Instant Messaging (IM) or basically chat in layman’s terms has become a rage over the internet today. We therefore have many clients available for Linux, Windows, Mac, Android, iOS and almost any platform you can think of. For example you can check out Nimbuzz, Pidgin, eBuddy and many more.
Thunderbird, a very popular FOSS (Free and Open Source Software) is a mail client, that can both send and receIve mails, just like the commercial and expensive Outlook that comes with MS-Office. It is available for Linux, Windows and Mac OS X. It is developed by Mozilla, better known for its Firefox web browsing software.
Just like Firefox, Thunderbird had also started releasing nightly builds, which were developmental releases open to the public for trying. Less than a year ago, a stable release version 6 was available, and now it has hit version 13 and the latest nightly release of Thunderbird 13 has introduced a new instant messaging feature.

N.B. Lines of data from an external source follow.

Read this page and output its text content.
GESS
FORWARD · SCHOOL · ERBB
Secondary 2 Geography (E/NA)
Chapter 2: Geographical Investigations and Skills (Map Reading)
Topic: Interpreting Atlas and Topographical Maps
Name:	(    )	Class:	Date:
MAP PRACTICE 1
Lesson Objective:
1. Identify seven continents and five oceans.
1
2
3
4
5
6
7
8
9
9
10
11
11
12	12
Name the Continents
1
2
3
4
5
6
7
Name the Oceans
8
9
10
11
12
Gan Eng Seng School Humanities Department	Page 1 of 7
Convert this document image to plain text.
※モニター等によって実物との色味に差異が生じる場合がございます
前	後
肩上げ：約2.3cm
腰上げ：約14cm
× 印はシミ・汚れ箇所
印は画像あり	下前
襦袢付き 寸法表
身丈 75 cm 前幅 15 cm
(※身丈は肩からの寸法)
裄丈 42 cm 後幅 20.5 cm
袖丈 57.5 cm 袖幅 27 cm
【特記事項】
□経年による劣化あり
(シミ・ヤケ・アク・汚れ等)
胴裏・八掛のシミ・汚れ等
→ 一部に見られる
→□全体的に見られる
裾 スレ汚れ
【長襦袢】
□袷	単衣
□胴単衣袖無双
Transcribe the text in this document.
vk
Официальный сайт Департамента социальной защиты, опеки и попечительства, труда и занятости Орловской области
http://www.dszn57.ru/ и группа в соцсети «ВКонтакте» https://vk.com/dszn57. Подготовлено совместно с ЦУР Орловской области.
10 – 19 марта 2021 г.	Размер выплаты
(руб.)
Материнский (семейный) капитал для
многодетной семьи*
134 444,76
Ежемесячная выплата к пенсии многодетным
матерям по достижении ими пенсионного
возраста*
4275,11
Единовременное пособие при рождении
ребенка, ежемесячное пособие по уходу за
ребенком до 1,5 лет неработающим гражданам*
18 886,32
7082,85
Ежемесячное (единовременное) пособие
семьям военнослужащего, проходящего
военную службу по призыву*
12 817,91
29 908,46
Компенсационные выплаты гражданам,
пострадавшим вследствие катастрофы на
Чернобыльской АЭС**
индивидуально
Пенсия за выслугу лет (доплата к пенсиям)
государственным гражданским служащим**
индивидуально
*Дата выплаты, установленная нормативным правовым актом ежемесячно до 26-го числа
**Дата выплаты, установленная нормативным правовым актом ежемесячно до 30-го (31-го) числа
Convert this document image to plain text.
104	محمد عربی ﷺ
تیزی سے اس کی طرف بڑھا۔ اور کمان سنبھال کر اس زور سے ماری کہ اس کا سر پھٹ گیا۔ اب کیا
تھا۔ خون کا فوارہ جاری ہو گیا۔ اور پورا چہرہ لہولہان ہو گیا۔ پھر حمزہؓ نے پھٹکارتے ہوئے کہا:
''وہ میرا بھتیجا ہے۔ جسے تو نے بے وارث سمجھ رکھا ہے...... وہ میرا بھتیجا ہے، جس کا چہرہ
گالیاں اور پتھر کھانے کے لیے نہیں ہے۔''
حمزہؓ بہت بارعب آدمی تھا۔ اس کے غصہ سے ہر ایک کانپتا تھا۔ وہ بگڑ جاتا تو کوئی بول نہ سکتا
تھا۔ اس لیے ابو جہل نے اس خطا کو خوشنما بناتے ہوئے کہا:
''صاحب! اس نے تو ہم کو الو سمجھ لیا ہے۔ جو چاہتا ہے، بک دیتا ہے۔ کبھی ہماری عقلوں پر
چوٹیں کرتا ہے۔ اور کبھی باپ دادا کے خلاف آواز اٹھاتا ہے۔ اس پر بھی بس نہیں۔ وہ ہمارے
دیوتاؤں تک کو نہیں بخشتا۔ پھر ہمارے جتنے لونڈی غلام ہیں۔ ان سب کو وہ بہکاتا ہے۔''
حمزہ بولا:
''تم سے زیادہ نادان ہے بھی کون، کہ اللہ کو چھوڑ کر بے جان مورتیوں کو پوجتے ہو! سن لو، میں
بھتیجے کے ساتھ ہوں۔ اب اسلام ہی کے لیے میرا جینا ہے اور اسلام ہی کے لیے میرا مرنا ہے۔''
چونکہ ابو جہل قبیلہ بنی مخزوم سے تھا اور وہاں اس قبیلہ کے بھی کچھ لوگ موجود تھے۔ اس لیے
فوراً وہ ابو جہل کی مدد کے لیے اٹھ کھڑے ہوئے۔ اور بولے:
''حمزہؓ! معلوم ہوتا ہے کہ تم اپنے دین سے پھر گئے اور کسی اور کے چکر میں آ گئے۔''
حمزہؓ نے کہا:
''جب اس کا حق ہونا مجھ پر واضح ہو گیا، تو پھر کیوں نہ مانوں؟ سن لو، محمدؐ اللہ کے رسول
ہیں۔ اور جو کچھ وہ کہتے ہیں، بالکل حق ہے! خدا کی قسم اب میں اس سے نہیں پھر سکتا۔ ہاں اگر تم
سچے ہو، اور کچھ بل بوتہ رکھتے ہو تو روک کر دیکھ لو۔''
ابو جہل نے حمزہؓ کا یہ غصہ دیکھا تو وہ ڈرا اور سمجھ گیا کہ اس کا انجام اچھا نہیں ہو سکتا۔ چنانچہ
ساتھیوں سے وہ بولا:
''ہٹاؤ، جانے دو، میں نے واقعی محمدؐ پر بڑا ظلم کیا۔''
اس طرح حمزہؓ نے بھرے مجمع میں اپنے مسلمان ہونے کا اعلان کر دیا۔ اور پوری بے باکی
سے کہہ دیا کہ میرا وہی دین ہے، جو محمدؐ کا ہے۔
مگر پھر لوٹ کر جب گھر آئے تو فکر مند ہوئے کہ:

The feature, which is capable of connecting to Facebook chat, Google Chat, Twitter and IRC, is aimed at ‘enriching’ the e-mail experience by leveraging instantaneous communication alongside it.
The feature has some distinct advantages. For example, you may get sent as mail quick notification from your friend and you can choose to answer him via IM rather than typing up a reply and waiting for him to read it. It’s something that Google has offered, in GMail for some time.
As development progresses we can expect to see integration between address book and IM contacts (i.e. by associating contacts with e-mails addresses), but in the current builds this isn’t quite there yet.
The build is sure to attract attention as no e-mail client has done this before i.e. integrating IM into the client. Also this may be very useful for those who are very active on social networking sites and also receive lots of mail.
Currently you can download Thunderbird 12 and then update to 13 via the update channel.